Magnitude is a measurement of the energy produced by an earthquake and is not a measure of the shaking you feel. What you feel is very complex - hard or gentle, long or short, jerky or rolling - and is not describable with one number. What you feel in an earthquake is controlled by three main factors: magnitude, distance, and local soil conditions.
Typically you will feel more intense shaking from a big earthquake than from a small one. Bigger earthquakes also release their energy over a larger area and for a longer period of time.
An earthquake begins at a hypocenter, and from there the rupture front travels along the fault, producing waves all the time it is moving. Every point crossed by the rupture front gives off shaking, so longer faults produce bigger earthquakes that have longer durations. The actual durations of 15 earthquakes are shown here. For a magnitude 5 event, the actual process of rupturing the fault is over in a few seconds, although you might continue to feel shaking for longer because some waves reach you after they bounce and echo within the earth.
The magnitude 7.8 earthquake on the San Andreas fault in 1857 ruptured almost 360 kilometers (220 miles) of the fault. At 3 kilometers (2 miles) per second, it took two minutes for that length of fault to rupture, so you would have felt shaking for several minutes.
Earthquake waves diminish in intensity as they travel through the ground, so earthquake shaking is less intense farther from the fault.
Low-frequency waves diminish less rapidly with distance than do high-frequency waves.
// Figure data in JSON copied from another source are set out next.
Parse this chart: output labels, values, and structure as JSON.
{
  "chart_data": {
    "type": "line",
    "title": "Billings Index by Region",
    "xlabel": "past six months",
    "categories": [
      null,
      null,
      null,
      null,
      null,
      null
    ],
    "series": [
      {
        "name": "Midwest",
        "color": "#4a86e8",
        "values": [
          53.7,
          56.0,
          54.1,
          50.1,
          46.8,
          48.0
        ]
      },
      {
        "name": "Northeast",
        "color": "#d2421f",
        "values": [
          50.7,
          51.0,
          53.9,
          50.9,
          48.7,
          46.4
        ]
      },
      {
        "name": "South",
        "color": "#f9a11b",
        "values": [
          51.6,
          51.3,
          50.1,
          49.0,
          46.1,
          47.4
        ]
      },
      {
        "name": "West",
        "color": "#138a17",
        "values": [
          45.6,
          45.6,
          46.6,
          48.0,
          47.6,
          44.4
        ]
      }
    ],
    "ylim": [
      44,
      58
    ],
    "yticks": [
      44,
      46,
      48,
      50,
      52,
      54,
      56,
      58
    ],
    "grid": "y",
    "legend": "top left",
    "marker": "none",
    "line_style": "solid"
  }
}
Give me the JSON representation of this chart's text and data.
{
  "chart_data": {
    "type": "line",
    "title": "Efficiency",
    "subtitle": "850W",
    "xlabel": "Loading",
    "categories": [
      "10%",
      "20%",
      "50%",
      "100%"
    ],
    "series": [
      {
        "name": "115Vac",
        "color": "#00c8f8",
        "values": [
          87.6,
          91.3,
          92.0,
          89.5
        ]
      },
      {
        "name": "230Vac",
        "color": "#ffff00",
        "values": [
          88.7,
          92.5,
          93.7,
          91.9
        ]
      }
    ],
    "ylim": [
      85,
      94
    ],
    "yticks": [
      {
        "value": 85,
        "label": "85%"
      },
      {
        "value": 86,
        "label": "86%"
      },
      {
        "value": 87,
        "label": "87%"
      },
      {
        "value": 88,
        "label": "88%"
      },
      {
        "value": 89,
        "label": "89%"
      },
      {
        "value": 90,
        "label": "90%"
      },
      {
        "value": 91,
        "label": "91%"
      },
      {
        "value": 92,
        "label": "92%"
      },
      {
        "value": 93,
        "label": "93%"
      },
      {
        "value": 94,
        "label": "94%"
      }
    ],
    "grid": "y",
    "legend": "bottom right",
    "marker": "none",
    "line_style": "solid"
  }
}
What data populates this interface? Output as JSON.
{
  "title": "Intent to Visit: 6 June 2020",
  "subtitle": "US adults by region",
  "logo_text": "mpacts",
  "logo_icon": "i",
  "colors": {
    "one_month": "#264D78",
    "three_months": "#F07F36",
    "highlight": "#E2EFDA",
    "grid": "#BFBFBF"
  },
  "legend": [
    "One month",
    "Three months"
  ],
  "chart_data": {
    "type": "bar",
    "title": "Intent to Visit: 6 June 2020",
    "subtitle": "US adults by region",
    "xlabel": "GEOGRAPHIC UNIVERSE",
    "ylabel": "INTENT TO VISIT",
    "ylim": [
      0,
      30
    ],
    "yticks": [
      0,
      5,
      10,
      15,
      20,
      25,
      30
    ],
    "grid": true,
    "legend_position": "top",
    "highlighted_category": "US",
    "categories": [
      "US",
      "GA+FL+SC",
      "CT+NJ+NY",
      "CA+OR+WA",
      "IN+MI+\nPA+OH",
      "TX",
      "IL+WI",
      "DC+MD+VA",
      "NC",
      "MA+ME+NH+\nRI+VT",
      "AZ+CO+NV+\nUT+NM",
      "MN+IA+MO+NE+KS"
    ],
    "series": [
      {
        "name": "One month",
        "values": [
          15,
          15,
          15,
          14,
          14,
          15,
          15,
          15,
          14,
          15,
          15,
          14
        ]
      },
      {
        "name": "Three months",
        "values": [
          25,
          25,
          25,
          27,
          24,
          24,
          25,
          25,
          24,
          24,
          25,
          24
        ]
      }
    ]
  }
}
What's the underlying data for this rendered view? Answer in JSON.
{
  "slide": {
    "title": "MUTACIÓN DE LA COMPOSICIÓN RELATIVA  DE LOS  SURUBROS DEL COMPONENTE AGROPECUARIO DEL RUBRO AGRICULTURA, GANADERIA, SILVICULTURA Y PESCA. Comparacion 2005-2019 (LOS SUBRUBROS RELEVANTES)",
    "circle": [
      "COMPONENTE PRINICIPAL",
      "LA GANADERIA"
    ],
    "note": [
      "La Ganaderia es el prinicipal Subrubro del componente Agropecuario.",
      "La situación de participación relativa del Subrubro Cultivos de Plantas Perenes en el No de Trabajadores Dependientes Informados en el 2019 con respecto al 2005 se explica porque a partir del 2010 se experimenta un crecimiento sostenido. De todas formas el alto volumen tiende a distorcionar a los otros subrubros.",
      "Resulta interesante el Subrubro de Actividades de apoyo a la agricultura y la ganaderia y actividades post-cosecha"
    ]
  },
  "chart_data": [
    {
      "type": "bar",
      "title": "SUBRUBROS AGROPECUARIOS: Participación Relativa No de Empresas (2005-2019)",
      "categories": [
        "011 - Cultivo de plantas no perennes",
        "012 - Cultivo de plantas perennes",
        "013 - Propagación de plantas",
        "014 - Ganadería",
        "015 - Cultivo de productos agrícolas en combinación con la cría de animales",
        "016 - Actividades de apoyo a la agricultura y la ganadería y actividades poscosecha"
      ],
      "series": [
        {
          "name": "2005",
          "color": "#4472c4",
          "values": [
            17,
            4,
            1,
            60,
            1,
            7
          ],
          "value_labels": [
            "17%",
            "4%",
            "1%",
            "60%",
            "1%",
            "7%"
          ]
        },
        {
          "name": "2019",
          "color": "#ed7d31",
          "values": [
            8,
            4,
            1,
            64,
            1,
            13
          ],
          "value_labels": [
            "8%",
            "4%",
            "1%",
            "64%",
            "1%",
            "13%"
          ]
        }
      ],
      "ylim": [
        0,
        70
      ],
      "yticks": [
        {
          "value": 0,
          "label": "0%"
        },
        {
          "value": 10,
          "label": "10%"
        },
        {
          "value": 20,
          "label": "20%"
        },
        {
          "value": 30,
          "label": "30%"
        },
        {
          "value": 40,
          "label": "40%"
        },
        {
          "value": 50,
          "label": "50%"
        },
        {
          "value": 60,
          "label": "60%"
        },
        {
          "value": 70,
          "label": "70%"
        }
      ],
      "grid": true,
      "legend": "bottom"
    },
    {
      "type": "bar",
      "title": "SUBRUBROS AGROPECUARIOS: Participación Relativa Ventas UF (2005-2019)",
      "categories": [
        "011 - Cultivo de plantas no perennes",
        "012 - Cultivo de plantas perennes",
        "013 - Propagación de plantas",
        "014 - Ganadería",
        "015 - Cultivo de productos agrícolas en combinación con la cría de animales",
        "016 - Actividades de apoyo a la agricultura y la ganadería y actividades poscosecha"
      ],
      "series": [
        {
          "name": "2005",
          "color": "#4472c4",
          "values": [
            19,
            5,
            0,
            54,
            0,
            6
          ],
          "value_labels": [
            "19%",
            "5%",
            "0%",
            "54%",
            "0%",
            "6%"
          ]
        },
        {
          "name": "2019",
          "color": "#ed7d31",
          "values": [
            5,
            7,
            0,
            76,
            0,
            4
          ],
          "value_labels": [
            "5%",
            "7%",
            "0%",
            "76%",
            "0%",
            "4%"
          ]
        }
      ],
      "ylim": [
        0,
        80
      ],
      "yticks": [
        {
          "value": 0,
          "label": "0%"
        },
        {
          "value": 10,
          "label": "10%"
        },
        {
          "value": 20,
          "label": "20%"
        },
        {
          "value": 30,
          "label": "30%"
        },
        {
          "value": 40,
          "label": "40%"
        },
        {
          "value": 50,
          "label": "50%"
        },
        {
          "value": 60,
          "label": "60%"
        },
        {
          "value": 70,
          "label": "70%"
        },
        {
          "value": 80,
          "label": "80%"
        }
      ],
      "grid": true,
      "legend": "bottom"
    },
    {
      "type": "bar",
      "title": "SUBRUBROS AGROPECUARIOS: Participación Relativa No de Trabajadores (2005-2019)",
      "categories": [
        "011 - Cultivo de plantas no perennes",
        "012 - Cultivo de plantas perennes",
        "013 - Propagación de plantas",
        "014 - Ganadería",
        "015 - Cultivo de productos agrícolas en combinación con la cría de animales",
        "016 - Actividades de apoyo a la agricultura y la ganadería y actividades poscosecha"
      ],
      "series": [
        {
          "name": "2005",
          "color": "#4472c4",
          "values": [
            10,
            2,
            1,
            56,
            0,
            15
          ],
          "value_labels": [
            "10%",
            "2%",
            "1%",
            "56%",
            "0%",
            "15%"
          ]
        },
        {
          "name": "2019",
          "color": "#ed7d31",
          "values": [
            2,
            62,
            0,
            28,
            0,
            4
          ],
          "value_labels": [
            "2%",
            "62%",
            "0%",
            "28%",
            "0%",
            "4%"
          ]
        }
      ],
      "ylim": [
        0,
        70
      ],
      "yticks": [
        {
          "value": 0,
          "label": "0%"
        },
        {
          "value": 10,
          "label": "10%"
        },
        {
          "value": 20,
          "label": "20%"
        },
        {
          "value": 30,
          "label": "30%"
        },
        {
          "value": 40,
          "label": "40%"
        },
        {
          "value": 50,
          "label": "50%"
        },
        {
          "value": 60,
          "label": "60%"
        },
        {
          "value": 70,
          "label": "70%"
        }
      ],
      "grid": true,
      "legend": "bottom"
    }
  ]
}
If you are near an earthquake, you will experience all the shaking produced by the earthquake and feel "jolted." Farther away, the higher frequencies will have died away and you will feel a rolling motion.
The amount of damage to a building does not depend solely on how hard it is shaken. In general, smaller buildings such as houses are damaged more by higher frequencies, so usually houses must be relatively close to the hypocenter to be severely damaged. Larger structures such as high-rises and bridges are damaged more by lower frequencies and will be more noticeably affected by the largest earthquakes, even at considerable distances.
Soils can greatly amplify the shaking in an earthquake. Passing from rock to soil, seismic waves slow down but get bigger. Hence a soft, loose soil may shake more intensely than hard rock at the same distance from the same earthquake. An extreme example for this type of amplification was in the Marina district of San Francisco during the 1989 Loma Prieta earthquake. That earthquake was 100 kilometers (60 miles) from San Francisco, and most of the Bay Area escaped serious damage. However, some sites on landfill or soft soils experienced significant shaking.
The same factors also apply to areas covered by thick sediment - such as the Los Angeles basin in where sediments can be as much as 10 kilometers (6 miles) thick. Shaking from an earthquake in the region can be 5 or more times greater at a site in the basin than the level of shaking in the nearby mountains.
Several other factors can affect shaking. Earthquake waves do not travel evenly in all directions from the rupture surface; the orientation of the fault and the direction of movement can change the characteristics of the waves in different directions. When the earthquake rupture moves along the fault, it focuses energy in the direction it is moving so that a location in that direction will receive more shaking than a site at the same distance from the fault but in the opposite direction. This is called directivity.
After an earthquake, knowing more about what just happened can reduce fear and help you understand what to expect next. Online earthquake information products include:
"Did You Feel It?" - Tell us what you felt! Personal experiences of the effects of an earthquake are very valuable to scientists. When you have felt a quake, please report your observations by using a quick survey found on the U.S. Geological Survey "Did You Feel It?" Web site at earthquake.usgs.gov/earthquakes/dyfi/php.
When you fill out this online survey, your observations of actual damage and shaking are combined with those of thousands of other people. The quake's shaking intensities, derived from these observations, are displayed by ZIP code on a "Community Internet Intensity Map."
"ShakeMap" - Within 5 to 10 minutes of most felt earthquakes (magnitude 3.5 and greater) in Southern California, a "ShakeMap" is posted on the Web. This map shows the range of shaking intensities across a region. Every quake has only a single magnitude, but it produces a range of shaking intensity values over the area in which it is felt.
ShakeMaps use data from seismic instruments to provide a rapid picture of where the strongest shaking occurred. These maps help to identify areas where a quake's impact is greatest and are used by emergency managers to speed disaster response. ShakeMaps are available at www.cisn.org/shakemap or earthquake.usgs.gov/earthquakes/shakemap/.